The beginning of this book was frustrating to read. Nesta had been drinking her sister’s money away and sleeping with any man who would have her to deal with the death of her father as well as her transition from human to High Fae, which I see as a step up considering she hated her life back home. Cassian, the general to the armies in the war and Nesta’s sister’s good friend, comes knocking at her door, he offers her two options; getting help or going back and living with the humans. This gives readers exactly what they want. The painfully apparent sexual tension between the two of them had nothing to do with the audience’s excitement either. I mean, the scary-looking “I-could-kill-you-with-my-bare-hands” guy who’s a giant softie and the woman who hates everyone and everything spending copious amounts of time together? On top of the obvious sexual tension? Sarah J. Mass delivered on the desires of her readers.

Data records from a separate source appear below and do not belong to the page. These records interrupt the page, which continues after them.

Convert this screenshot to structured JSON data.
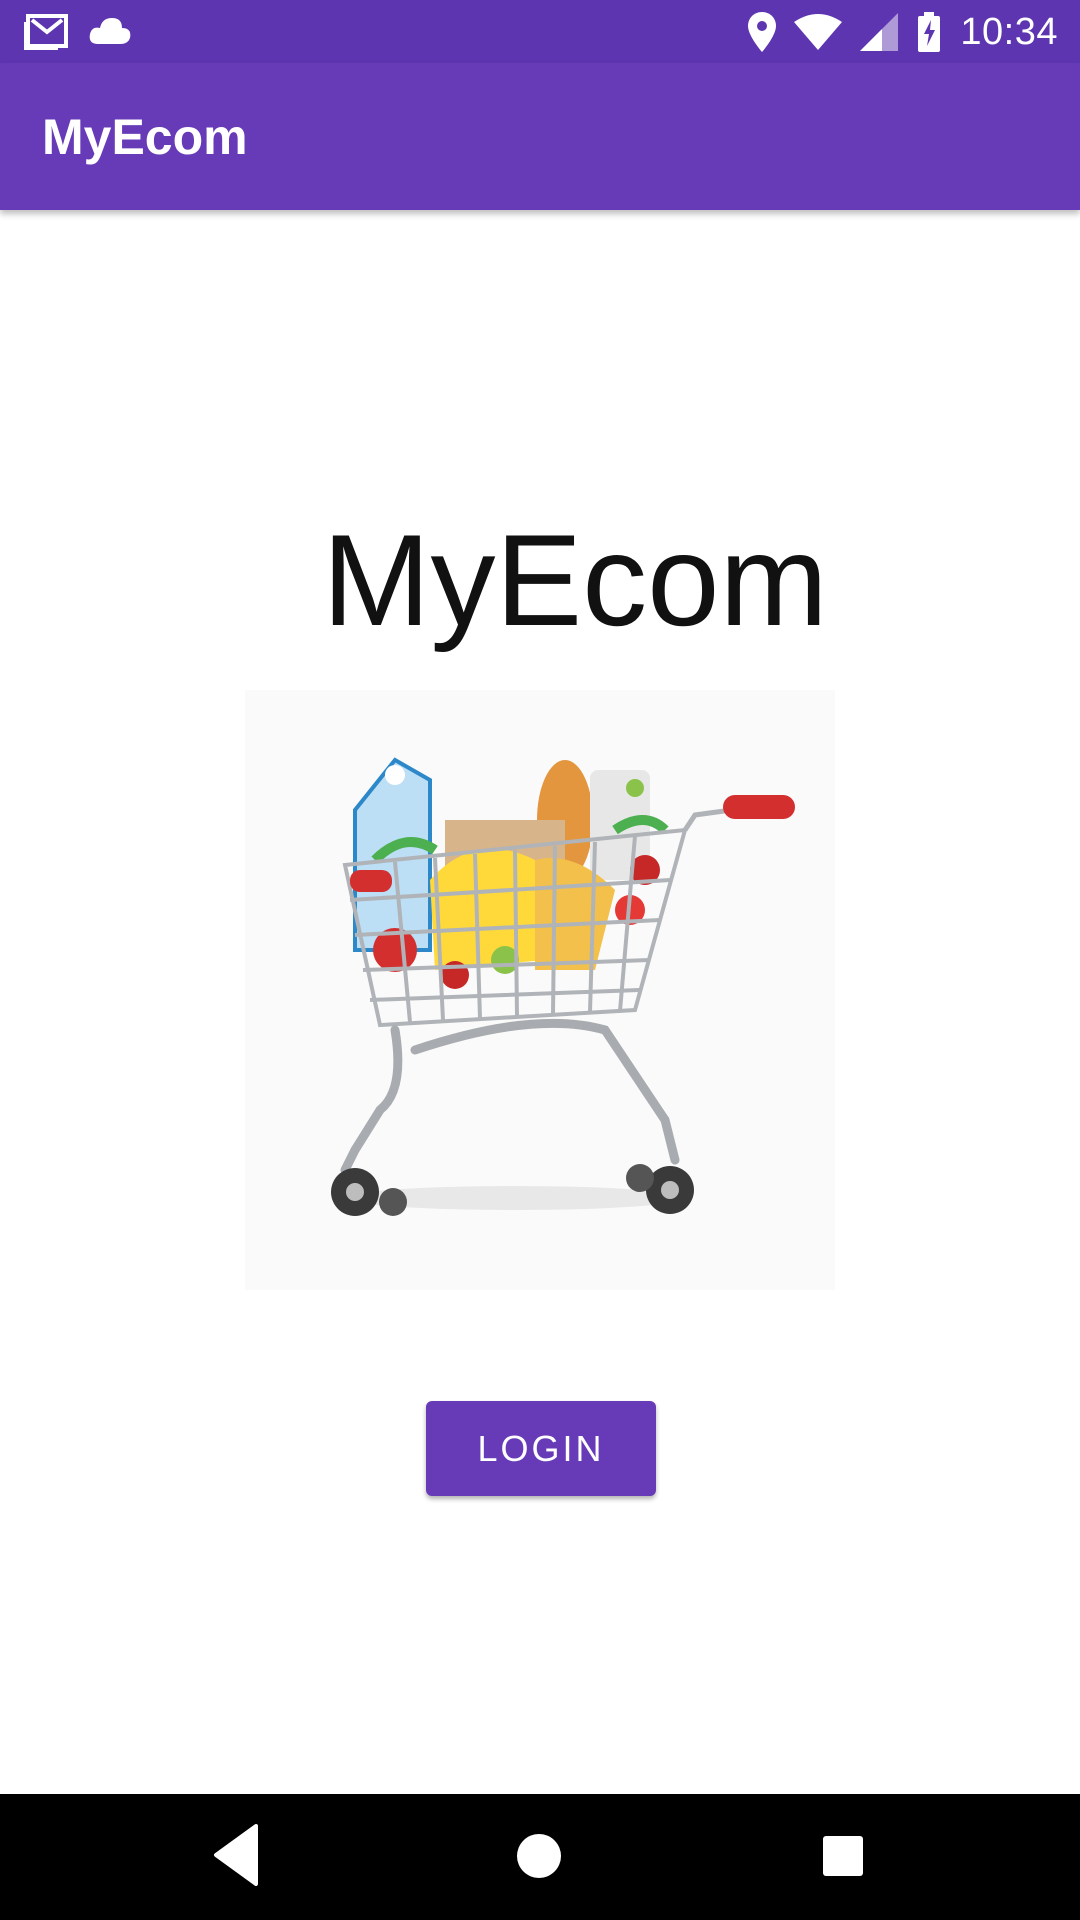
{
  "status_bar": {
    "time": "10:34",
    "icons": [
      "gmail-icon",
      "cloud-icon",
      "location-icon",
      "wifi-icon",
      "signal-icon",
      "battery-icon"
    ]
  },
  "app_bar": {
    "title": "MyEcom"
  },
  "main": {
    "title": "MyEcom",
    "image": "shopping-cart-with-groceries",
    "login_label": "LOGIN"
  },
  "nav_bar": {
    "buttons": [
      "back-icon",
      "home-icon",
      "recents-icon"
    ]
  },
  "colors": {
    "status_bar": "#5e35b1",
    "app_bar": "#673ab7",
    "button": "#673ab7"
  }
}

In one chapter, we have the edge-of-your-seat fight scenes – battles between mythical creatures, and dealing with insane amounts of magic. In other chapters, we see moments between Cassian and Nesta that are far more steamy. Many fans have taken to social media and referred to some chapters as “faerie porn,” and honestly, that term is not all that inaccurate, not that it’s a bad thing!
A Court of Silver Flames humanizes Nesta, and honestly, before this book, I hated her. She was rude and mean and did nothing to help her family in their most significant time of need, even though she was the oldest sister and should have stepped up. However, her growth and character arc were terrific to see in this book and the audience, myself included, fell in love with Nesta. Readers loved watching her relationship with Cassian, as well as her sisters, which was very refreshing, as was her new friendship with Gwen and Emerie, two other women with damaged pasts who could care less about Nesta’s cold demeanor. As far as ranking the books from personal favorite to least favorite, this book would come in second, just behind A Court of Mist and Fury.
As much praise as I have to offer for this series, I was not too fond of a few things. One was Rhysands attitude throughout the book. Rhys is Nesta’s brother-in-law, husband- and mate to her sister Feyra. In previous books, Rhys has been my favorite character; however, in this story, he was written as an overprotective jerk who wants Nesta wiped from the face of the Earth. I understand he felt like that because his mate, Feyra, was pregnant and in danger, but it made the audience irritated to see him treat everyone so poorly in this book when he has never been like that in the past. The other thing I didn’t love was the entire blood rite arc. The blood rite is a test that all Illyrians must take to become a proper soldier. Cassian had taken this and been one of the few actually to win the tradition. When Nesta, Gwen, and Emerie were forced into this rite, I was pleased first. However, the outcome was rushed and made no sense. Most Illyrians train their whole lives for the Blood Rite and seldom win. Yet the three of them had been training for about six months and won. It was a rushed ending, and they should not have won.
Besides those few criticisms, I was a massive fan of this book and thought it was incredibly successful, and according to most fans online, they are in agreement.